Cusumano is a family owned and run winery that was born again in 2001, when brothers, Alberto and Diego, took over the management of the concern from their father Francesco. Since that time the estate has expanded and the quality of its wines has skyrocketed. We have been following the meteoric success of this family for the last five years and believe the Cusumano brothers are, indeed, on to something special, with both their red and white wines. In short, these two brothers have been performing magical feats with a variety of classic and indigenous varietals from more than half a dozen vineyards they own throughout Sicily.
With a passion for terroir and the production of authentic expressions of Sicily's rich viticultural heritage, the Cusumano brothers have set about acquiring numerous vineyards in the western and southern regions of the Mediterranean's largest island in order to offer the world a glimpse of what this great land has to offer. The brothers have also reconstructed a 19th century family farmstead to handle modern wine production. The Cusumanos' handsome new facility, which was completed only in 2003, houses everything from the winery's offices to a new underground barrique cellar for aging wine – a novel undertaking in Sicily.

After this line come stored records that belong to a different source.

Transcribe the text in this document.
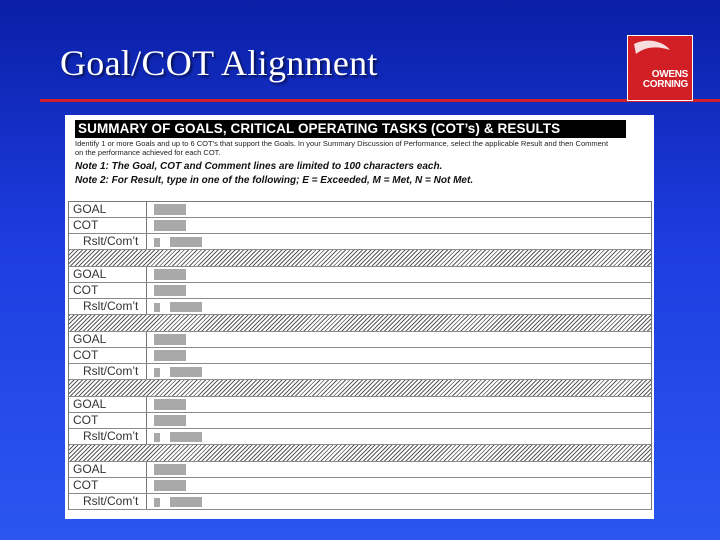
Goal/COT Alignment	OWENS
CORNING
SUMMARY OF GOALS, CRITICAL OPERATING TASKS (COT’s) & RESULTS
Identify 1 or more Goals and up to 6 COT’s that support the Goals. In your Summary Discussion of Performance, select the applicable Result and then Comment on the performance achieved for each COT.
Note 1: The Goal, COT and Comment lines are limited to 100 characters each.
Note 2: For Result, type in one of the following; E = Exceeded, M = Met, N = Not Met.
GOAL
COT
Rslt/Com’t
GOAL
COT
Rslt/Com’t
GOAL
COT
Rslt/Com’t
GOAL
COT
Rslt/Com’t
GOAL
COT
Rslt/Com’t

Presently, the Cusumano brothers fashion a myriad of red wines that center around Syrah and the indigenous varietal Nero d'Avola. They also make what may be Sicily's finest white wine from the elegant and distinctive Insolia vine, an indigenous white Sicilian varietal that produces hauntingly beautiful wine. Chardonnay, Merlot, and Cabernet Sauvignon are also part of this fine estate's growing portfolio. The Cusumano brothers' most recent examples of Insolia as well as their limited offerings of varietal and proprietary reds constitute some of the very finest Sicilian wines we have had the pleasure to taste.
Sicily: More a Continent than an Island
Sicily is a large and varied land that wears as many faces as a circus harlequin. Its land and people are as diverse as any earthly realm. At the crossroads of Europe, Africa, and the Middle East, Sicily possesses a history and personality all its own. The Greeks called Sicily and nearby southern Italy Enotria, land of the vine, a description that is as apt today as it was 2,800 years ago. However, like its geography and people, viticulture in Sicily is an immensely varied proposition.
In terms of wine, Sicily is, indeed, more a continent than an island. Its sheer variety of grapes, autochonous and otherwise, set it apart from the rest of Europe. In addition, Sicily's grape harvest is the longest in Europe. Harvest begins the first days of August in the island's western provinces and doesn't end until the vine-covered slopes of Mt. Etna have been picked in November. Due to the proliferation of mountains, the surrounding sea, Sirocco winds, and extreme temperatures, more climates and zones exist in Sicily than in any other single wine producing region on earth, and this doesn't even take into account what are popularly referred to as microclimates. And then there are the island's soils, a countless array of colors and textures that are capable of imparting infinite variations to the wines they render.
Today as always, Sicily remains an exciting passionate place. From a wine grower's perspective, it remains a kin to an artist's palette or a blank canvas. Both canvas and palette speak forever of infinite potential and variety, they whisper the promise of greatness, and occasionally they give birth to a masterpiece for which a thirsty world is grateful.